“There are only nine meals between mankind and anarchy” — Alfred Henry Lewis

If you are not paying very close attention to the impending global food crisis, you should be. There is no force or power as threatening and destabilizing as hunger, especially among a population that has grown far too accustomed to having food available in unbelievable variety and excess.

I try my best to avoid getting too worked up about possible crises (we have had our fair share of both real and over-hyped crises over the last few decades), but there is a confluence brewing of three major disruptions that actually have a real potential to throw the world (and our country) completely into a chaotic mess.

First, there is the large amount of grain and other food staples that Russia and Ukraine export that will be disrupted by the Russian invasion. For example, Russia and Ukraine make up 28% of global wheat exports. Ukraine alone constitutes 14% of global corn exports. In isolation, we have the ability to collectively handle the shock of these production/export losses without too much trouble. I read an article recently that said that Ukrainian exports made up only 2.2% of all calories consumed on the planet. We can manage that - especially because Russia and Ukraine do not make up a significant portion of rice or soybean production, which are easy high yield staple replacements for wheat and corn.

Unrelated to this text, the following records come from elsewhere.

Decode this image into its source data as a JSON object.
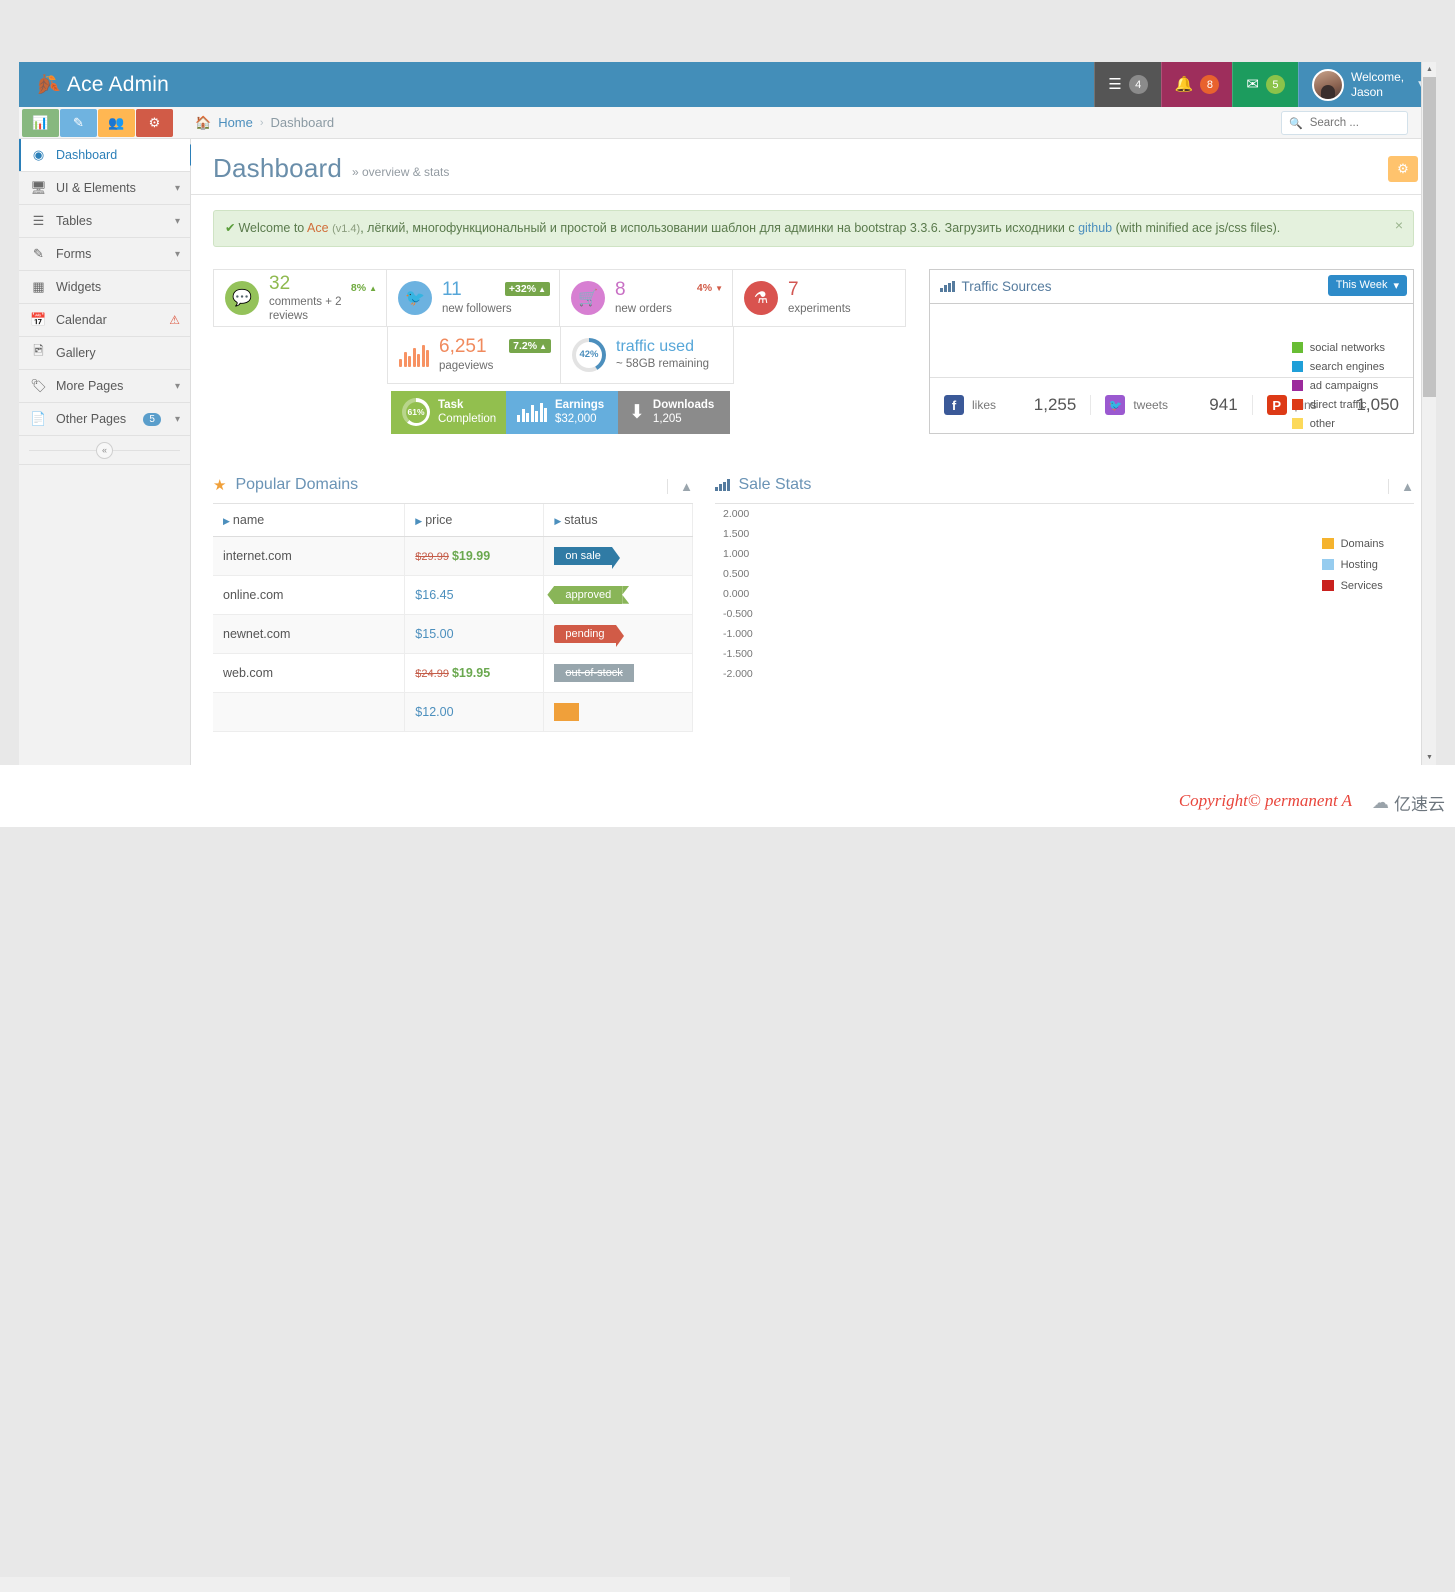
{
  "navbar": {
    "brand": "Ace Admin",
    "brand_icon": "leaf-icon",
    "items": [
      {
        "icon": "tasks-icon",
        "badge": "4",
        "name": "tasks"
      },
      {
        "icon": "bell-icon",
        "badge": "8",
        "name": "notifications"
      },
      {
        "icon": "envelope-icon",
        "badge": "5",
        "name": "messages"
      }
    ],
    "user": {
      "greeting": "Welcome,",
      "name": "Jason"
    }
  },
  "shortcuts": [
    {
      "name": "chart-shortcut",
      "icon": "bar-chart-icon",
      "color": "#87b87f"
    },
    {
      "name": "edit-shortcut",
      "icon": "pencil-icon",
      "color": "#6fb3e0"
    },
    {
      "name": "users-shortcut",
      "icon": "group-icon",
      "color": "#ffb752"
    },
    {
      "name": "settings-shortcut",
      "icon": "cogs-icon",
      "color": "#d15b47"
    }
  ],
  "breadcrumb": {
    "home": "Home",
    "separator": "›",
    "current": "Dashboard"
  },
  "search": {
    "placeholder": "Search ...",
    "value": ""
  },
  "sidebar": {
    "items": [
      {
        "label": "Dashboard",
        "icon": "dashboard-icon",
        "active": true
      },
      {
        "label": "UI & Elements",
        "icon": "desktop-icon",
        "chevron": true
      },
      {
        "label": "Tables",
        "icon": "list-icon",
        "chevron": true
      },
      {
        "label": "Forms",
        "icon": "edit-icon",
        "chevron": true
      },
      {
        "label": "Widgets",
        "icon": "widgets-icon"
      },
      {
        "label": "Calendar",
        "icon": "calendar-icon",
        "warning": true
      },
      {
        "label": "Gallery",
        "icon": "picture-icon"
      },
      {
        "label": "More Pages",
        "icon": "tag-icon",
        "chevron": true
      },
      {
        "label": "Other Pages",
        "icon": "file-icon",
        "badge": "5",
        "chevron": true
      }
    ],
    "collapse_icon": "chevron-double-left-icon"
  },
  "page": {
    "title": "Dashboard",
    "subtitle": "» overview & stats",
    "settings_icon": "gear-icon"
  },
  "alert": {
    "check": "✔",
    "prefix": "Welcome to",
    "ace": "Ace",
    "version": "(v1.4)",
    "text_ru": ", лёгкий, многофункциональный и простой в использовании шаблон для админки на bootstrap 3.3.6. Загрузить исходники с",
    "link": "github",
    "suffix": "(with minified ace js/css files).",
    "close": "×"
  },
  "infoboxes": [
    {
      "number": "32",
      "label": "comments + 2 reviews",
      "icon": "comments-icon",
      "color": "#94c25a",
      "stat": "8%",
      "stat_dir": "up",
      "stat_style": "plain"
    },
    {
      "number": "11",
      "label": "new followers",
      "icon": "twitter-icon",
      "color": "#6cb2e0",
      "stat": "+32%",
      "stat_dir": "up",
      "stat_style": "chip"
    },
    {
      "number": "8",
      "label": "new orders",
      "icon": "cart-icon",
      "color": "#d77fd2",
      "stat": "4%",
      "stat_dir": "down",
      "stat_style": "plain-red"
    },
    {
      "number": "7",
      "label": "experiments",
      "icon": "flask-icon",
      "color": "#d9534f",
      "stat": "",
      "stat_dir": "",
      "stat_style": "none"
    }
  ],
  "infoboxes2": [
    {
      "number": "6,251",
      "label": "pageviews",
      "icon": "bars-icon",
      "color": "#f79263",
      "stat": "7.2%",
      "stat_dir": "up",
      "stat_style": "chip"
    },
    {
      "number": "traffic used",
      "label": "~ 58GB remaining",
      "icon": "donut-icon",
      "percent": "42%",
      "color": "#4c8fbd"
    }
  ],
  "tiles": [
    {
      "title": "Task",
      "sub": "Completion",
      "percent": "61%",
      "color": "#92bf4e",
      "icon": "donut-icon"
    },
    {
      "title": "Earnings",
      "sub": "$32,000",
      "color": "#65aedd",
      "icon": "bars-icon"
    },
    {
      "title": "Downloads",
      "sub": "1,205",
      "color": "#8b8b8b",
      "icon": "download-icon"
    }
  ],
  "traffic": {
    "title": "Traffic Sources",
    "icon": "bar-chart-icon",
    "period": "This Week",
    "period_caret": "⌄",
    "legend": [
      {
        "label": "social networks",
        "color": "#68bd34"
      },
      {
        "label": "search engines",
        "color": "#1f9fd8"
      },
      {
        "label": "ad campaigns",
        "color": "#9c2a9c"
      },
      {
        "label": "direct traffic",
        "color": "#dd3a16"
      },
      {
        "label": "other",
        "color": "#fcd95a"
      }
    ],
    "social": [
      {
        "network": "likes",
        "icon": "facebook-icon",
        "color": "#3b5998",
        "value": "1,255"
      },
      {
        "network": "tweets",
        "icon": "twitter-icon",
        "color": "#9b59d0",
        "value": "941"
      },
      {
        "network": "pins",
        "icon": "pinterest-icon",
        "color": "#dd3a16",
        "value": "1,050"
      }
    ]
  },
  "domains": {
    "title": "Popular Domains",
    "icon": "star-icon",
    "collapse_icon": "chevron-up-icon",
    "columns": [
      "name",
      "price",
      "status"
    ],
    "rows": [
      {
        "name": "internet.com",
        "price_old": "$29.99",
        "price": "$19.99",
        "price_style": "sale",
        "status": "on sale",
        "status_style": "rb-blue"
      },
      {
        "name": "online.com",
        "price_old": "",
        "price": "$16.45",
        "price_style": "plain",
        "status": "approved",
        "status_style": "rb-green"
      },
      {
        "name": "newnet.com",
        "price_old": "",
        "price": "$15.00",
        "price_style": "plain",
        "status": "pending",
        "status_style": "rb-red"
      },
      {
        "name": "web.com",
        "price_old": "$24.99",
        "price": "$19.95",
        "price_style": "sale",
        "status": "out-of-stock",
        "status_style": "rb-grey"
      },
      {
        "name": "",
        "price_old": "",
        "price": "$12.00",
        "price_style": "plain",
        "status": "",
        "status_style": "rb-orange"
      }
    ]
  },
  "chart_data": {
    "type": "bar",
    "title": "Sale Stats",
    "icon": "bar-chart-icon",
    "collapse_icon": "chevron-up-icon",
    "categories": [],
    "series": [
      {
        "name": "Domains",
        "color": "#f5b32e",
        "values": []
      },
      {
        "name": "Hosting",
        "color": "#96ccef",
        "values": []
      },
      {
        "name": "Services",
        "color": "#c9211e",
        "values": []
      }
    ],
    "ylabel": "",
    "xlabel": "",
    "ylim": [
      -2.0,
      2.0
    ],
    "yticks": [
      "2.000",
      "1.500",
      "1.000",
      "0.500",
      "0.000",
      "-0.500",
      "-1.000",
      "-1.500",
      "-2.000"
    ],
    "grid": false,
    "legend_position": "right"
  },
  "footer": {
    "copyright": "Copyright© permanent A",
    "watermark": "亿速云"
  }
}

But then add on the second disruptor, the loss of fertilizer exports. As a background, there are basically three key components that make up any fertilizer: nitrogen, phosphorous, and potassium. These three constitute the numbers (xx-xx-xx) you see on the label of any fertilizer you buy at the store. It so happens that Russia is a major global exporter of all three components of fertilizers. Russia makes up 14% of global phosphorous exports, 15% of nitrogen exports, and (together with Belarus) 37% of potassium exports. Shortages (or prohibitively high costs) of fertilizer means we should expect to start seeing lower crop yields in the upcoming growing seasons. Again, on its own, this is a system shock we could handle. But can we handle it concurrently with the loss of Ukrainian grain exports? Now I start to get a little concerned.

But maybe we can quickly ramp up production domestically or elsewhere and move things around to compensate, right? That is where persistent disruptions in global supply chain comes into the picture. Everyone is feeling the frustrations caused by breakdowns of the supply chain as we have experienced increased levels of shortages among retailers and elsewhere. Should these issues persist, it will substantially hamper our ability to respond to the disruptions from the loss of grain and fertilizer exports.

In reality, these problems are going to be felt far worse in countries that are poorer or unable to produce their own food. So why should that be our problem in North America? Because these food shortages elsewhere will be incredibly destabilizing in those countries and has the power to topple multiple governments. We are already beginning to see the genesis of this unrest in the last couple weeks in places like Peru, Sri Lanka, and Pakistan. History clearly shows that when governments are overthrown due to rioting hungry citizens, what replaces the ousted government is often far worse. Napoleon replaced the French monarch. The Bolsheviks replaced the Russian tsar, Nazis replaced the Weimar Republic, and so on and so on. This gives me little confidence that we can firewall the problems arising out of these destabilized countries. On top of that, we unfortunately depend on many of these same countries to supply commodities and materials necessary for maintaining our own economy. Add to that the fact that we have geopolitical opponents in Russia and China who will be waiting with open arms to bring these countries under their wing. Overall, this is not a good recipe.

I am not saying that we need to go all doomsday prepper and start hoarding (yet), but if there ever was a time that we, individually, needed to start putting some food and extra necessities aside, I think that time is now. I know this is an investment site, but one investment we should not be neglecting is our own preparation. Time to start working on our gardening skills, or improving our cooking abilities so we can be less dependent on grocery stores, eating out and less wasteful with food in general.

Politically, it is time to pull our head out of the sand get serious about ramping up domestic commodity production, starting with industrial metals and materials (fertilizer material, copper, lithium, nickel, zinc, silver, palladium, antimony, and so on). Unpopular opinion on here, I know... But this post is primarily about food supply, so maybe another day.

Now I talked myself into a worry, time to go Netflix binge so I don’t have to deal with the anxiety of it all.